Thursday, May 14, 2009

Ain't Nothin' But A Heartbreak

Today I felt like total shit and I think I almost passed out while on the road-scary. I was trying to ween myself off of my anxiety meds because they have some suckie side effects. However, the withdrawal symptoms were just too much to take and I gave in...whatever. I am so fucking over being mad at this anxiety. I am just going to give up and take my fucking meds for the rest of my damn life I guess. Since everyone around me believes that this is something that I choose to have, my support system is pretty shaky. I cried today after I was forced by the extreme nausea, dizziness, fogged mind, and blurred visions, and muscle pains to take my pills. I could barely function. I wasn't even sure if I was alive or not. I swear this isn't fair. I was a good a person who helped people and never did drugs (not even weed or cigarettes) and barely touched alcohol and I still get this shit. I know I am whining but I can't seem to help it anymore. I am trying so damn hard to be positive and all but it gets so hard. I want the old me back. Oh, and I also found out recently that chocolate seems to upset my anxiety. I love chocolate but I guess I won't be eating it much anymore.
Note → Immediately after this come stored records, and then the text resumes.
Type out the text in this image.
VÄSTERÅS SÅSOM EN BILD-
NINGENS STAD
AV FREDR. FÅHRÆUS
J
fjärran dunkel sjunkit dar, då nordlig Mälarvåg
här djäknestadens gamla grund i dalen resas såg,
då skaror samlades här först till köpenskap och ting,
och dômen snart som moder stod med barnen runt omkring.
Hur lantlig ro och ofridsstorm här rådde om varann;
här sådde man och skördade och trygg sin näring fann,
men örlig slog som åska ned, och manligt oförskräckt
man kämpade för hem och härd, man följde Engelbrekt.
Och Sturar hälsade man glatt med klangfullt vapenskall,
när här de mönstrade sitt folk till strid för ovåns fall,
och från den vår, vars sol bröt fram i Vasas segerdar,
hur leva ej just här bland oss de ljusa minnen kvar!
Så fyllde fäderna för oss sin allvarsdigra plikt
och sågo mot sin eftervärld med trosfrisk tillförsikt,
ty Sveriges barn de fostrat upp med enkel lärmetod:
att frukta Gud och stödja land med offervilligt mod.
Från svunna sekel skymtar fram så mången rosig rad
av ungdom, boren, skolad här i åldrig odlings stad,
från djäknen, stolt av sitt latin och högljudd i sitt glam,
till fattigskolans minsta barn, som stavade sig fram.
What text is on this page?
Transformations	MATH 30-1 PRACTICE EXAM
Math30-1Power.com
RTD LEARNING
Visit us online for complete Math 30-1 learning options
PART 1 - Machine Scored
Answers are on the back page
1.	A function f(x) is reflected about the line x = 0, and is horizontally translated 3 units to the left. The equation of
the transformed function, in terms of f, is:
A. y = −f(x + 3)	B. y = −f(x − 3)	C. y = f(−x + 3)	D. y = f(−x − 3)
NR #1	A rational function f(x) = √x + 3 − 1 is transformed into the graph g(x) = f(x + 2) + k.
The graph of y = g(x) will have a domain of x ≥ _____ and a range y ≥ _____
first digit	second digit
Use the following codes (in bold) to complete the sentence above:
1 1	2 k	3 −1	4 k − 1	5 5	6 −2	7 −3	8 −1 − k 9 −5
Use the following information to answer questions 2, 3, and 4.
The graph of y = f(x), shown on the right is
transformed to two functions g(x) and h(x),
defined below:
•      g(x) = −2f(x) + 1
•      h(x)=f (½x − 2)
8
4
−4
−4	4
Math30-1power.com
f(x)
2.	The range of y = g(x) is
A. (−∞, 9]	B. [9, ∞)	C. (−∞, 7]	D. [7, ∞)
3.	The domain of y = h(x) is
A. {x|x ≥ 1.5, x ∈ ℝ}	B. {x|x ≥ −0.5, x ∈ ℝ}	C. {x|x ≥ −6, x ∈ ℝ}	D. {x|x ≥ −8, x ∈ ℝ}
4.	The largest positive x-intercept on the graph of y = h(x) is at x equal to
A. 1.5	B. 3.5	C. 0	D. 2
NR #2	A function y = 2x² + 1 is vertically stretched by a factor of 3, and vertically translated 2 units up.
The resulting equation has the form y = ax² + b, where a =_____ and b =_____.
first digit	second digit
Damn it, I still don't have a job. I think I might have to start looking at retail even though I swore that this summer I was going to put my foot down and never work it again. For people who have or do work retail, you know how much it blows, for the people who have never worked at it, count your blessings.

Also, Oto still calls like 15 times a day. I am going to have to seriously change my number. He's getting very annoying.